Event | Performance | Location | Date | Points |
---|---|---|---|---|
Decathlon | 8,798 points | Los Angeles | August 9, 1984 | 8,798 points |
100 meters | 10.26 (+2.0 m/s) | Stuttgart | August 28, 1986 | 1,032 points |
Long jump | 8.01 m (26 ft 3+1⁄4 in) (+0.4 m/s) | Los Angeles | August 8, 1984 | 1,063 points |
Shot put | 15.73 m (51 ft 7+1⁄4 in) | Stuttgart | August 27, 1986 | 835 points |
High jump | 2.11 m (6 ft 11 in) | Götzis | May 17, 1980 | 906 points |
400 meters | 46.86 | Götzis | May 22, 1982 | 965 points |
110 meters hurdles | 14.04 | Stuttgart | August 28, 1986 | 969 points |
Discus throw | 47.62 m (156 ft 2+3⁄4 in) | Arles | May 18, 1986 | 821 points |
Pole vault | 5.10 m (16 ft 8+3⁄4 in) | Toronto | June 8, 1983 | 941 points |
Javelin throw | 64.04 m (210 ft 1+1⁄4 in) | Seoul | September 29, 1988 | 799 points |
1500 meters | 4:22.8h | Prague | August 31, 1978 | 797 points |
Virtual Best Performance | 9,128 points |
Thompson was forced to retire from athletics in 1992, due to a persistent hamstring injury. In the 1990s, he briefly played reserve team football for Mansfield Town and played one first-team game for Non-League side Stevenage F.C. before having a short spell at Non-League side Ilkeston F.C.

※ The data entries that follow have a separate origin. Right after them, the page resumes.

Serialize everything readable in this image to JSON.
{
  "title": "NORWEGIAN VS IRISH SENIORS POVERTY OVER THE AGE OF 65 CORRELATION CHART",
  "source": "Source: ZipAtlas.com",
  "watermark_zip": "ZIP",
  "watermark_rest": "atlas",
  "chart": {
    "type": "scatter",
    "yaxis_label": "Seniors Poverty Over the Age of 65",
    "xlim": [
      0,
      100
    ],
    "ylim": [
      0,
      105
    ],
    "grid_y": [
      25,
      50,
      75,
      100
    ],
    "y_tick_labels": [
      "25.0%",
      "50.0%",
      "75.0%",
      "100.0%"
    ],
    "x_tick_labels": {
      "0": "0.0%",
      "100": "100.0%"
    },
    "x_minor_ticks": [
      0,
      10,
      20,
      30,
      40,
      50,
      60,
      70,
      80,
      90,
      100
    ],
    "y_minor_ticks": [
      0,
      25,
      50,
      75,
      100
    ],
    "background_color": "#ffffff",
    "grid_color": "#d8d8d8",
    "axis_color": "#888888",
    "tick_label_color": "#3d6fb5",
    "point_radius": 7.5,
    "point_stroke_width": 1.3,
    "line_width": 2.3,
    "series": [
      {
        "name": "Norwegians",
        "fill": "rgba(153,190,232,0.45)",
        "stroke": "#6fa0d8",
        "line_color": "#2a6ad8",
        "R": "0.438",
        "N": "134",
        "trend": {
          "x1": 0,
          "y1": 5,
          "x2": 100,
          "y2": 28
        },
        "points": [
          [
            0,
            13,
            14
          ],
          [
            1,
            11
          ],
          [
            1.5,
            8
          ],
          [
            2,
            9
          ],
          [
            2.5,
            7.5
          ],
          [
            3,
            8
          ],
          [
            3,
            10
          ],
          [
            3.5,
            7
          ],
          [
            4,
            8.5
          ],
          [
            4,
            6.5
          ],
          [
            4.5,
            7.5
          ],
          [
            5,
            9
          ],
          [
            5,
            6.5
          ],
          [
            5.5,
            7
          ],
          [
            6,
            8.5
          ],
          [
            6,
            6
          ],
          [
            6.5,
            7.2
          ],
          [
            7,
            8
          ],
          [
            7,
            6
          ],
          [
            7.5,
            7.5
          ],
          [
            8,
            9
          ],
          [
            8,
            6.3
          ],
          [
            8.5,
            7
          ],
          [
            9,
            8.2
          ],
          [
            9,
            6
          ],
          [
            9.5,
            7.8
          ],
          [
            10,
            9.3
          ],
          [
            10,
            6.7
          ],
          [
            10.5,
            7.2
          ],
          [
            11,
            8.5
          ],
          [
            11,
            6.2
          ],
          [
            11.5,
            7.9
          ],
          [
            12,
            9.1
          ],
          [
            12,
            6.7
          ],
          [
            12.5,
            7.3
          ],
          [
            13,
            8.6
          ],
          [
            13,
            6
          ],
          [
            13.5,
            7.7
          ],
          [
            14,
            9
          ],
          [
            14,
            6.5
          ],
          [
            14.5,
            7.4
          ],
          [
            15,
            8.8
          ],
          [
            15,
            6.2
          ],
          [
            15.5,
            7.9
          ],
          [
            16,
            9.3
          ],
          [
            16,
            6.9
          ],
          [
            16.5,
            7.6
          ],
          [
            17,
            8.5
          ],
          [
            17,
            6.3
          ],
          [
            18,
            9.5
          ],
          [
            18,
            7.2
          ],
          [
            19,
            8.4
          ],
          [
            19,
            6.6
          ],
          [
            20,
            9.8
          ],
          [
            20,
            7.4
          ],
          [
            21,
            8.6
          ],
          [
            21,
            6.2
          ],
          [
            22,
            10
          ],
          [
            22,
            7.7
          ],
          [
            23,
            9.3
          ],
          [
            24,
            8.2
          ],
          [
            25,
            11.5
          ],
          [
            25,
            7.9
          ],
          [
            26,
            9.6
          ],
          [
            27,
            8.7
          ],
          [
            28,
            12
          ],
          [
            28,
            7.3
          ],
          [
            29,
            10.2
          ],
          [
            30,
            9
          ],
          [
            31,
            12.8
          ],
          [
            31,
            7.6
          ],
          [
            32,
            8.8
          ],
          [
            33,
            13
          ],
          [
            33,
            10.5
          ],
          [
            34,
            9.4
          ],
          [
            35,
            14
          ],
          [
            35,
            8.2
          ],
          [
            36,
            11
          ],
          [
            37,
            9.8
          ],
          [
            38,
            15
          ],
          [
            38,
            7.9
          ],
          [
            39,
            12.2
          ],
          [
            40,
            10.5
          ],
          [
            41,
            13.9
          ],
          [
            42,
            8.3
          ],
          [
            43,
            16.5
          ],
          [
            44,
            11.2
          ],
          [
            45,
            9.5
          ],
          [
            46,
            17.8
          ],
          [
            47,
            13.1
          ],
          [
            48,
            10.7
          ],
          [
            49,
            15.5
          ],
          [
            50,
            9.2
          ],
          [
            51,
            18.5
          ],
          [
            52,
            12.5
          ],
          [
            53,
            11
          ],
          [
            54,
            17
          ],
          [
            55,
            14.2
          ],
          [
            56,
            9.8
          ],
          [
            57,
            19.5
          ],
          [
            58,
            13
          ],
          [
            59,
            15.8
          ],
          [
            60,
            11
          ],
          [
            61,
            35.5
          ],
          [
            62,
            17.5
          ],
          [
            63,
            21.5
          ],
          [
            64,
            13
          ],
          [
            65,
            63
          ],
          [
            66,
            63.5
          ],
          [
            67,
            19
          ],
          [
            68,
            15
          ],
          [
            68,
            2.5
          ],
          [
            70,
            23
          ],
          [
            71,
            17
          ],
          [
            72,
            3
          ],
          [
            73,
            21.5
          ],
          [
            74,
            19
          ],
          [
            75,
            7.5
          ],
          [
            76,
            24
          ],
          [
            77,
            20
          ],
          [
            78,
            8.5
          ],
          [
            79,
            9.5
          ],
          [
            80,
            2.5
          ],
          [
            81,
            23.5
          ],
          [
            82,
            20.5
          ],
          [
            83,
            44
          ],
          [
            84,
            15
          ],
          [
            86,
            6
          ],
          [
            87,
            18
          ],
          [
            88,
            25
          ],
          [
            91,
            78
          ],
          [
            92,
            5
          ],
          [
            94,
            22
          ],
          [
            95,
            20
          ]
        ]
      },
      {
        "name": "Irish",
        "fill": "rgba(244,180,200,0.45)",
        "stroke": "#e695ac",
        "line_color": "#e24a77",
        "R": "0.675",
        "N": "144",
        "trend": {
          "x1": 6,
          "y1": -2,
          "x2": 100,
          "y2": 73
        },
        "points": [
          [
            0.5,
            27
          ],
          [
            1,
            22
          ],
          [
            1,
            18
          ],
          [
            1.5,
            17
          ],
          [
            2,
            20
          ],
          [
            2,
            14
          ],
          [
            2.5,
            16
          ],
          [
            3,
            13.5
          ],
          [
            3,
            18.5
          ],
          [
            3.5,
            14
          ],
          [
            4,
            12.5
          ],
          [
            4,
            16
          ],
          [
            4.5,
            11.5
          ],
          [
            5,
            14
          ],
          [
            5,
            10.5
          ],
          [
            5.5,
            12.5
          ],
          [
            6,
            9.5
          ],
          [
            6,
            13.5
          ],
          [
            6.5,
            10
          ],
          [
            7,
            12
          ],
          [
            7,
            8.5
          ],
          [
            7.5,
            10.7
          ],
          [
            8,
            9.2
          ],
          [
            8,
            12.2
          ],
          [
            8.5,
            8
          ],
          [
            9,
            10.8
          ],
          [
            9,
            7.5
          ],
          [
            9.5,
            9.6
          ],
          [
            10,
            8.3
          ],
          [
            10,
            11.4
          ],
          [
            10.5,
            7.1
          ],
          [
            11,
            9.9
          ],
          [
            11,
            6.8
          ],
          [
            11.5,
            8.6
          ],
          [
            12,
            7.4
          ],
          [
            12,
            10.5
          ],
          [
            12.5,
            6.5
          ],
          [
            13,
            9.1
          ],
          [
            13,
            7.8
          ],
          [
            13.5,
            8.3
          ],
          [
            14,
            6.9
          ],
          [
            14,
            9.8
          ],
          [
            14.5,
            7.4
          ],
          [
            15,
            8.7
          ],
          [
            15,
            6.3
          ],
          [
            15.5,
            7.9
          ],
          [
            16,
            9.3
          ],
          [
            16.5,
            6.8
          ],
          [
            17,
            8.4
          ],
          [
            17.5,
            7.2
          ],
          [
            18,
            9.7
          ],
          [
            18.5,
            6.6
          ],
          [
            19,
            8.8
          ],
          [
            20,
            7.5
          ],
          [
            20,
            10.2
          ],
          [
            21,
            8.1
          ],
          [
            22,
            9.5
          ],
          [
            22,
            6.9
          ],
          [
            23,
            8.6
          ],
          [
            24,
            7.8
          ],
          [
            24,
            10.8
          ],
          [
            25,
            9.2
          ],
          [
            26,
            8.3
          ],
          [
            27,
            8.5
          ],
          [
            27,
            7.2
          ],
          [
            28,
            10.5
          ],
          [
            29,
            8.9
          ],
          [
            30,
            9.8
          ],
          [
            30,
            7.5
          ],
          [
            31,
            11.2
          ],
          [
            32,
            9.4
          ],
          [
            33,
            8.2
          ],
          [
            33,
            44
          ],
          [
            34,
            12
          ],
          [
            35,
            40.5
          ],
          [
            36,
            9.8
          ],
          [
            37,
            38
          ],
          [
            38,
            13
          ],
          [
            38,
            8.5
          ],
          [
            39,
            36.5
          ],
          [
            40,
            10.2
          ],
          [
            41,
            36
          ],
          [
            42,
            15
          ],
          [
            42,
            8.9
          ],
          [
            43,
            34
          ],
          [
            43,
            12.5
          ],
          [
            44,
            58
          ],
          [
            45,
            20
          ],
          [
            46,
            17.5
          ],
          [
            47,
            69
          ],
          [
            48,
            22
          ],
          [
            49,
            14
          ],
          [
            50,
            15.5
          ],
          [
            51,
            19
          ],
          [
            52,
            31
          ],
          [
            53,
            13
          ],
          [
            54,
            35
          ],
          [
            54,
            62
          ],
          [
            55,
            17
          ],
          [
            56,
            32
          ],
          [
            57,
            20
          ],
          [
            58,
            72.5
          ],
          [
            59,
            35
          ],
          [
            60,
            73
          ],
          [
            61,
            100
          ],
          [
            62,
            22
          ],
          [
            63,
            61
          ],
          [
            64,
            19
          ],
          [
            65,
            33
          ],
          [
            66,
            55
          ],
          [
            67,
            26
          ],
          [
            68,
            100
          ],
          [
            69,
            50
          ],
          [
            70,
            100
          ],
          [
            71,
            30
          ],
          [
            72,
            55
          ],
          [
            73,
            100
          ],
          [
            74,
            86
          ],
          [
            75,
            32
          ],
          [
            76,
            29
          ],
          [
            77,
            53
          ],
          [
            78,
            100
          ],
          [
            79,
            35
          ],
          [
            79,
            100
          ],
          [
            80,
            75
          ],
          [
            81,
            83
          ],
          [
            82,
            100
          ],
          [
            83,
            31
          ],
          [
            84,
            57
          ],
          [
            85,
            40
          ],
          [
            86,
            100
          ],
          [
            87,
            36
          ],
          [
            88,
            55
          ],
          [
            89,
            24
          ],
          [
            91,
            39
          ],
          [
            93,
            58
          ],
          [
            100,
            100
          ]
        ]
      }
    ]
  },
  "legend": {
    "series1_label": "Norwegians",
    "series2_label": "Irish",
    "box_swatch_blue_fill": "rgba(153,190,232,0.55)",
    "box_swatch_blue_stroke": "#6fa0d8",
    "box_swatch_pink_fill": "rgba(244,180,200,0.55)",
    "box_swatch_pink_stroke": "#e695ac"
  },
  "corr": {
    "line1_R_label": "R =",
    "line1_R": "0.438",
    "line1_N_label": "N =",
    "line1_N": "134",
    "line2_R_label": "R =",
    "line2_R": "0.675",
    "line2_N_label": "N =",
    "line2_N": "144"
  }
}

He also worked as fitness coach for Wimbledon F.C. and Luton Town football clubs.[11] He also took part in motorsport, entering the Ford Credit Fiesta Challenge Championship in 1994.[12] Thompson worked as a fitness trainer and motivational speaker, as well as appearing at corporate events. In 1994 Thompson trained with Reading Football Club and scored in a friendly against Leatherhead.[13]
Thompson was an ambassador for the London 2012 Summer Olympics, focusing during the bid stage on highlighting the benefits that hosting the Olympics would bring to education and sport in schools.[14] He also took part in the 2011 TV series Jamie's Dream School.[15]
In 2015, Thompson opened his own gym, Daley Fitness, located on Upper Richmond Road in London. In 2018, he joined Masterchef Gary Barnshaw and co founded DT10 Sports, creating and selling a range of low-sugar protein shakes and sports bars.[16]
Thompson was a natural showman who endeared himself to the British public with his irreverent personality and anti-establishment attitude.[17] He won the BBC Sports Personality of the Year award in 1982, was appointed an MBE in the 1983 New Year Honours[18] and promoted to the CBE in the 2000 New Year Honours.[19]
At the 1984 Los Angeles Olympics, Thompson, who had just won his second Olympic decathlon gold medal, wore a T-shirt that read "IS THE WORLD'S 2ND GREATEST ATHLETE GAY?". United States sprinter Carl Lewis had been dealing with rumours of homosexuality and the shirt was regarded as being cruelly directed at Lewis. "The second athlete could be anybody, Carl Lewis, anybody," Thompson stated.[20]
In 2012, Thompson was accused of anti-Irish sentiment after commenting on live BBC TV that the creator of a misspelled tattoo "must have been Irish". The tattoo artist was actually American.[21][22][23]
In August 2014, Thompson was one of 200 public figures who were signatories to a letter to The Guardian expressing their hope that Scotland would vote to remain part of the United Kingdom in September's referendum on that issue.[24]
In 2015, Thompson co-presented the mid morning show on talkSPORT once a week alongside Colin Murray until Murray quit the station the following year.
Thompson has two children with his girlfriend Lisa and three with ex-wife Tish.[11] Thompson has sporting sons Elliot and Alex. Elliot Thompson became the national decathlon champion at the 2022 British Athletics Championships. The title was won 46 years after Daley claimed his first national title. Alex plays rugby for the University of Bath and England Sevens.[25][26]
His autobiography, Daley: Olympic Superstar, was published by Chiselbury in 2024.[27] A documentary film about his life, also titled Daley: Olympic Superstar, became available on the BBC in July 2024.[28]